Alonso comes with character question marks. He was suspended for the entire 2010 season because he was arrested on a driving under the influence charge. Another alcohol-related arrest caused him to miss the 2011 season opener.
Woods not a not a pure vertical threat. He ran a 40-yard dash time of 4.51 seconds, faster than Stevie Johnson ran out of college (4.58) but not in the T.J. Graham class (4.41). Woods, however, has exceptional hands and runs good pass routes.
“One of the leading lines on the reports on him was he was the most NFL ready of any of them,” Nix said of this year’s receiver crop. “And I expect that’s right.”
Woods was the first true freshman to start a season-opener at wideout for the Trojans in the post-World War II era. He caught 65 passes as a freshman in 2010. As a sophomore, he caught 111 passes for 1,292 yards and 15 touchdowns. His catch total was fourth best in the nation, and he was a finalist for the Biletnikoff Award as the nation’s top receiver.
USC slumped from 10-2 to 7-5 in 2012. Woods’ numbers dropped to 76 catches for 846 yards and 11 touchdowns. Woods dropped to No. 2 in the passing game behind another top national recruit, Marqise Lee, who caught 118 passes
Woods has a lean build. He’s slightly bigger than former Bill Peerless Price but has a similar body type and running style.

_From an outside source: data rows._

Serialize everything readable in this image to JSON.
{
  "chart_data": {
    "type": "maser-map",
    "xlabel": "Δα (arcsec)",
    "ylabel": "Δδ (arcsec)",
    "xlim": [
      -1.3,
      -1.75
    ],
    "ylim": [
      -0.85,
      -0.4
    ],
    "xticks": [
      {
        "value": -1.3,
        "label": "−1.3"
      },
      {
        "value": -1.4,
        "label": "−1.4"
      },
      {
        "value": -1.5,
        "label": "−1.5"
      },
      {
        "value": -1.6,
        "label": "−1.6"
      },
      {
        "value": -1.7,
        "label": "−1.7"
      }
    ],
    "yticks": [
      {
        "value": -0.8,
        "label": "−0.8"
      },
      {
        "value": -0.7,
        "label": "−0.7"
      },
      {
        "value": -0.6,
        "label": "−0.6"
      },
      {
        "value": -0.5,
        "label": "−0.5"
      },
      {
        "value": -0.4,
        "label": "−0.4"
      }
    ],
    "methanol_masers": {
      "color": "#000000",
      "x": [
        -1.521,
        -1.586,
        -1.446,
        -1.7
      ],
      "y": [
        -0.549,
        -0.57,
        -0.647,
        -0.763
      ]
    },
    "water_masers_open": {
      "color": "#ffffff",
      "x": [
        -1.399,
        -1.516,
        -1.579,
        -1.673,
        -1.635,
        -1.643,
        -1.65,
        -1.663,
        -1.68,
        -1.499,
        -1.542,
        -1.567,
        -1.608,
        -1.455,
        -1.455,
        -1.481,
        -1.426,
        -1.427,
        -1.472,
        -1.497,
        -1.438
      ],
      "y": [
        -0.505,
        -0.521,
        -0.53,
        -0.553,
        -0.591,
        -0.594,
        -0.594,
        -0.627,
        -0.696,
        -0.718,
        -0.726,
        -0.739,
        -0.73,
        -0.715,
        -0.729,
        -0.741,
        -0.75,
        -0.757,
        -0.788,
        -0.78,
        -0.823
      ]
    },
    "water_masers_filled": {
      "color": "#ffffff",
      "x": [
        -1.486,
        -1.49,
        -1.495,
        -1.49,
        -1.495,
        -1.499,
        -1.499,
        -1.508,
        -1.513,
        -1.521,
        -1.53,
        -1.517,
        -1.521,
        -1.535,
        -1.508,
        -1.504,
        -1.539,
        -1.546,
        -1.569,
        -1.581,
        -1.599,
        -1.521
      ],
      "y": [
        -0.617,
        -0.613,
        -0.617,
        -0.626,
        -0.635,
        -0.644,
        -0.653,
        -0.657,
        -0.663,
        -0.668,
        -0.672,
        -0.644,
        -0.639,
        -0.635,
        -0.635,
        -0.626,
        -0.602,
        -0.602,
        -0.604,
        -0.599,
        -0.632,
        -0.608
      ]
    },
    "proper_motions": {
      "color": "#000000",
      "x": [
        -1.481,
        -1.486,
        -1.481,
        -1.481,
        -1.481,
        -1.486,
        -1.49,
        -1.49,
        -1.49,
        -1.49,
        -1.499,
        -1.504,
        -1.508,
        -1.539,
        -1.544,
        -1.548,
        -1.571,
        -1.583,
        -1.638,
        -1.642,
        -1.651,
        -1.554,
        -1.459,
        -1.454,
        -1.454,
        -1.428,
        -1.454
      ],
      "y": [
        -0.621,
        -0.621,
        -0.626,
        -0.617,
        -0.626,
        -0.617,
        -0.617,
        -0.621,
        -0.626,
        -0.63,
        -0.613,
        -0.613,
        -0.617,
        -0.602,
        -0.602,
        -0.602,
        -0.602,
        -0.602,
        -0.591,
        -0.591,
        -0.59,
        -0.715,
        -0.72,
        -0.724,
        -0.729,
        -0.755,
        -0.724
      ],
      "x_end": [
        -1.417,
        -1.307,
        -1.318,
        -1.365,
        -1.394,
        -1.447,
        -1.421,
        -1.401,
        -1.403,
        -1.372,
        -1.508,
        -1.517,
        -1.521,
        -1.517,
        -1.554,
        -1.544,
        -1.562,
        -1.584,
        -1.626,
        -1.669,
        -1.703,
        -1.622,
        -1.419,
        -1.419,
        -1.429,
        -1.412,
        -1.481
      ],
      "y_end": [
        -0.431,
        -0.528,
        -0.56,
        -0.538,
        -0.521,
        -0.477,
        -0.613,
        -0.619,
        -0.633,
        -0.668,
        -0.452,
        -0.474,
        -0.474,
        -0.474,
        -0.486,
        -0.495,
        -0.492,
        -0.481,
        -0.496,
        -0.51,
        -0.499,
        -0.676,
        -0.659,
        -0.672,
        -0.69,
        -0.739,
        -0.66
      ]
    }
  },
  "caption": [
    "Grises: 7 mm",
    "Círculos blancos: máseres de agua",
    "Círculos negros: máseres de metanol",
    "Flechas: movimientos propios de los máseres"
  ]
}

“When I look at offense I try to look at playmakers,” said Bills coach Doug Marrone. “People that can make plays. People that can be productive. The whole thing in this league is how are you going to score? And I think that’s what we’re always looking for on the offensive side.”
Woods was clearly the top receiver available at No. 41. The Bills had other options at No. 46. A good cornerback (Boise State’s Jamar Taylor), an edge-rushing outside linebacker (Southern Mississippi’s Jamie Collins) and a capable tight end (San Diego State’s Gavin Escobar) were available.
However, linebacker was a clear-cut need, as well. The Bills have questionable depth behind strong-side linebacker Manny Lawson and behind inside linebackers Kelvin Sheppard and Nigel Bradham. They also needed another backup linebacker in the nickel defense.
It will be interesting to see if Alonso can take playing time away from Sheppard and Bradham as a rookie.
The Bills view Bradham as a three-down linebacker who can play inside in the 3-4 defense and the weak (or will) side in the 4-3. So can Alonso.
Alonso had a strong senior season, making 81 tackles, 14 for loss, four interceptions, seven passes defended and two forced fumbles. His signature game was the 2012 Rose Bowl at the end of his junior year. He had 2.5 tackles for loss, 1.5 sacks and an interception in Oregon’s win over Wisconsin.
Goodwin ran a time of 4.27 seconds in the 40-yard dash, the fastest at the combine in the past decade. Goodwin was not a starter for the Longhorns. He caught 26 passes last season.
“One of the things in the report about Marquise that jumps out at you, for a guy his size, he’s a tenacious blocker, he’s a tough guy,” Nix said. “He’s a football player first, even though he’s had all that success in track. … He just needs reps and touches.”